Dagegen wenden sich die Beklagten mit der Berufung. Das Dezembergehalt der Mitarbeiter sei erst Ende Dezember 2001 fällig gewesen. Aus der Nichtzahlung könnten daher keine Folgerungen für den zuvor geschlossenen Kaufvertrag mit der Klägerin gezogen werden. Die Lieferung der bestellten Küche sei im Dezember 2001 gesichert gewesen. Es fehle an den objektiven und subjektiven Tatbestandvoraussetzungen des § 263 StGB.
Die Klägerin verteidigt die Entscheidung des LG und verweist auf die Bilanz, die zum 31.12.2001 eine Überschuldung von 6.537 858 DM ausweise.
Wegen der weiteren Einzelheiten des Parteivorbringens wird auf die gewechselten Schriftsätze nebst Anlagen verwiesen.
II. Die zulässige Berufung hat Erfolg. Die Beklagten sind der Klägerin unter keinem rechtlichen Gesichtspunkt schadensersatzpflichtig.

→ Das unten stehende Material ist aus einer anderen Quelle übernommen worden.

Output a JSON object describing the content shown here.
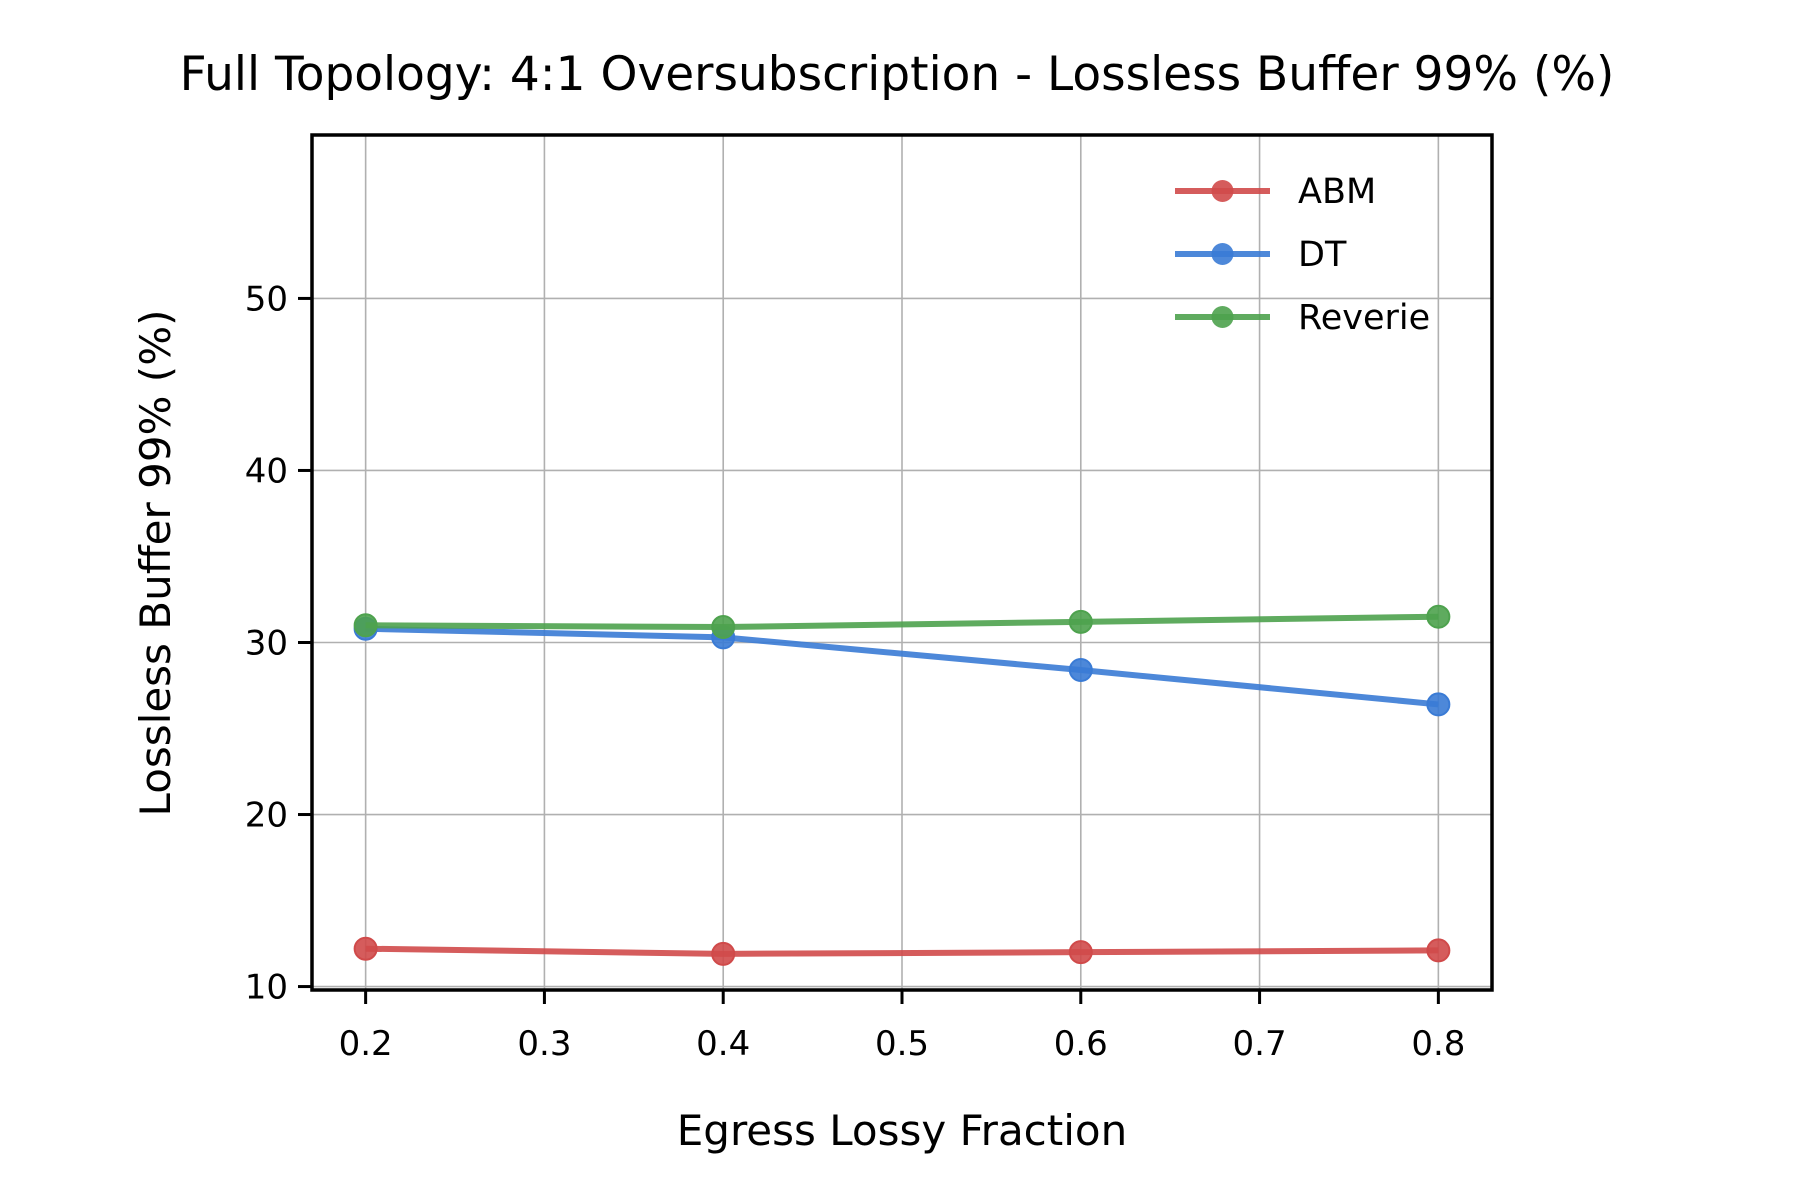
{
  "chart_data": {
    "type": "line",
    "title": "Full Topology: 4:1 Oversubscription - Lossless Buffer 99% (%)",
    "xlabel": "Egress Lossy Fraction",
    "ylabel": "Lossless Buffer 99% (%)",
    "xlim": [
      0.17,
      0.83
    ],
    "ylim": [
      9.8,
      59.5
    ],
    "xticks": [
      0.2,
      0.3,
      0.4,
      0.5,
      0.6,
      0.7,
      0.8
    ],
    "xtick_labels": [
      "0.2",
      "0.3",
      "0.4",
      "0.5",
      "0.6",
      "0.7",
      "0.8"
    ],
    "yticks": [
      10,
      20,
      30,
      40,
      50
    ],
    "ytick_labels": [
      "10",
      "20",
      "30",
      "40",
      "50"
    ],
    "grid": true,
    "legend_position": "top-right",
    "x": [
      0.2,
      0.4,
      0.6,
      0.8
    ],
    "series": [
      {
        "name": "ABM",
        "color": "#d04a4a",
        "values": [
          12.2,
          11.9,
          12.0,
          12.1
        ]
      },
      {
        "name": "DT",
        "color": "#3a7bd5",
        "values": [
          30.8,
          30.3,
          28.4,
          26.4
        ]
      },
      {
        "name": "Reverie",
        "color": "#4ea24e",
        "values": [
          31.0,
          30.9,
          31.2,
          31.5
        ]
      }
    ]
  }
}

1. Gegen die Beklagten besteht kein Schadensersatzanspruch wegen Verschuldens bei Vertragsschluss. Die Klägerin hat Vertragsverhandlungen nur mit der AG und nicht mit den Beklagten geführt. Bei einer solchen Sachlage kommt eine Eigenhaftung des Vorstandes aus dem Gesichtspunkt des Verschuldens bei Vertragsschluss nur in Betracht, wenn er entweder wirtschaftlich selbst stark an dem Abschluss des Vertrages interessiert war und aus dem Geschäft einen eigenen Nutzen erstrebte oder in besonderem Maße persönliches Vertrauen in Anspruch nahm (zum GmbH-Geschäftsführer BGH v. 29.1.1992 - VIII ZR 80/91, MDR 1992, 939 = NJW-RR 1992, 605).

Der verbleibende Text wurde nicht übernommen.